Similarly, “sweet” has a much clearer physical component than “kind.” The new research suggests that these associations go beyond just being descriptive to engage our brains on an emotional level and potentially amplify the impact of the sentence, Goldberg says.
“You begin to realize when you look at metaphors how common they are in helping us understand abstract domains,” Goldberg says. “It could be that we are more engaged with abstract concepts when we use metaphorical language that ties into physical experiences.”
If metaphors in general elicit an emotional response from the brain that is similar to that caused by taste-related metaphors, then that could mean that figurative language presents a “rhetorical advantage” when communicating with others, explains coauthor Francesca Citron, a postdoctoral researcher of psycholinguistics at the Free University of Berlin’s Languages of Emotion research center.
“Figurative language may be more effective in communication and may facilitate processes such as affiliation, persuasion, and support,” Citron says. “Further, as a reader or listener, one should be wary of being overly influenced by metaphorical language.”
Colloquially, metaphors seem to be employed precisely to evoke an emotional reaction, yet the actual emotional effect of figurative phrases on the person hearing them has not before been deeply explored, says Benjamin Bergen, an associate professor of cognitive science at the University of California, San Diego, who studies language comprehension, and metaphorical language and thought.
“There’s a lot of research on the conceptual effects of metaphors, such as how they allow people to think about new or abstract concepts in terms of concrete things they’re familiar with. But there’s very little work on the emotional impact of metaphor,” says Bergen, who had no role in the research but is familiar with it.
“Emotional impact seems to be one of the main reasons people use metaphors to begin with. For instance, a senator might describe a bill as ‘job-killing’ to evoke an emotional reaction,” he says. “These results suggest that using certain metaphorical expressions induces more of an emotional reaction than saying the same thing literally. Those expressions that have this property are likely to have the effects on reasoning, inference, judgment, and decision-making that emotion is known to have.”
The brain areas that taste-related words did not stimulate are also an important outcome of the study, Citron says. Existing research on metaphors and neural processing has shown that figurative language generally requires more brainpower than literal language, Citron and Goldberg write. But these bursts of neural activity have been related to higher-order processing from thinking through an unfamiliar metaphor.

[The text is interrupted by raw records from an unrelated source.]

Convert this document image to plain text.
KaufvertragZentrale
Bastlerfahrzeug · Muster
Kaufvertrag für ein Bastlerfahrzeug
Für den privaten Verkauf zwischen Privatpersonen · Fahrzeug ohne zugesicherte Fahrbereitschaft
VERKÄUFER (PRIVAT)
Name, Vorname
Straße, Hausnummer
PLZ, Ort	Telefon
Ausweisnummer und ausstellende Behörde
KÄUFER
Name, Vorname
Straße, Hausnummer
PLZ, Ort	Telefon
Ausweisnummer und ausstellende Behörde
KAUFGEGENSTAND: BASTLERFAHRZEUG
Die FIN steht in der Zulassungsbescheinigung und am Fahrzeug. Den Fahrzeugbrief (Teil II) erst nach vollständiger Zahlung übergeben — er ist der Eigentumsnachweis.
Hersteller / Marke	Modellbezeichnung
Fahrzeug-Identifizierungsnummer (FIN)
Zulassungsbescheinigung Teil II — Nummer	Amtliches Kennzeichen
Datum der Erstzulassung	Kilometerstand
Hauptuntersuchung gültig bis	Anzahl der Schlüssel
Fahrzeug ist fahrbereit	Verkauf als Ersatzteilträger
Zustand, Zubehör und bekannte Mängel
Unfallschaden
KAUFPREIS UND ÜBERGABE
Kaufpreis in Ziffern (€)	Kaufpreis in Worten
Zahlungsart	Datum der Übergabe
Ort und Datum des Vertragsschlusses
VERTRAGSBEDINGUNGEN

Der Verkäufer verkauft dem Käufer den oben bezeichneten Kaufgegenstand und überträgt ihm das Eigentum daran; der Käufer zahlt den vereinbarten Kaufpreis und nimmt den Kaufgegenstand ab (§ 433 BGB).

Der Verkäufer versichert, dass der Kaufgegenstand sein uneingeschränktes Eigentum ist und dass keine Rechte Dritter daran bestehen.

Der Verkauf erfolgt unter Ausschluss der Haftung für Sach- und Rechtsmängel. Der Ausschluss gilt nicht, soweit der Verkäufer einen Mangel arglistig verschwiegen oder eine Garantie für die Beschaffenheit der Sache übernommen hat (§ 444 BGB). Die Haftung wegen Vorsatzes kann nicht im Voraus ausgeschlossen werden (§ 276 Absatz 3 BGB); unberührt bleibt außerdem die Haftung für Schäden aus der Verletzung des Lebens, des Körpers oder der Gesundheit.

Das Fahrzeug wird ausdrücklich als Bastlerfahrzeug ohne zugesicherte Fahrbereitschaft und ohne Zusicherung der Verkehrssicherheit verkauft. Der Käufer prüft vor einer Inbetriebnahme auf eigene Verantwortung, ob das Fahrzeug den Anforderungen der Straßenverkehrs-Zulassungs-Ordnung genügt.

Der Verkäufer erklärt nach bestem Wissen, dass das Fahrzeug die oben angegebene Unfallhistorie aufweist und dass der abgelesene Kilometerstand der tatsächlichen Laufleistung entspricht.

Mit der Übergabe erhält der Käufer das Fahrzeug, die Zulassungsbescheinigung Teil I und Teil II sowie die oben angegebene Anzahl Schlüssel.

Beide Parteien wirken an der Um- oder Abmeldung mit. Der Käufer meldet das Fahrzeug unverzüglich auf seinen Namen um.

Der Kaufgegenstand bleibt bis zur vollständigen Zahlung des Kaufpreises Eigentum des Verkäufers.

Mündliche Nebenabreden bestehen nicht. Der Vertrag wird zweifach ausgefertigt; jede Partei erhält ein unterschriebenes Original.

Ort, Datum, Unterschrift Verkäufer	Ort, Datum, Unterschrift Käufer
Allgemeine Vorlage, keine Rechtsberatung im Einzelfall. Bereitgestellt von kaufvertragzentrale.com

The brain activity Citron and Goldberg observed did not correlate with this process. In order to create the metaphorical- and literal-sentence stimuli, they had a group of people separate from the study participants rate sentences for familiarity, apparent arousal, imageability—which is how easily a phrase can be imagined in the reader’s mind—and how positive or negative each sentence was interpreted as being.
The metaphorical and literal sentences were equal on all of these factors. In addition, each metaphorical phrase and its literal counterpart were rated as being highly similar in meaning.
These steps helped to ensure that the metaphorical and literal sentences were equally as easy to comprehend. Thus, the brain activity the researchers recorded was not likely to be in response to any additional difficulty study participants had in understanding the metaphors.
“It is important to rule out possible effects of familiarity, since less familiar items may require more processing resources to be understood and elicit enhanced brain responses in several brain regions,” Citron says.
Citron and Goldberg plan to follow up on their results by examining if figurative language is remembered more accurately than literal language, if metaphors are more physically stimulating, and if metaphors related to other senses also provoke an emotional response from the brain.
An Einstein Visiting Fellowship from the Einstein Foundation in Berlin supported the work.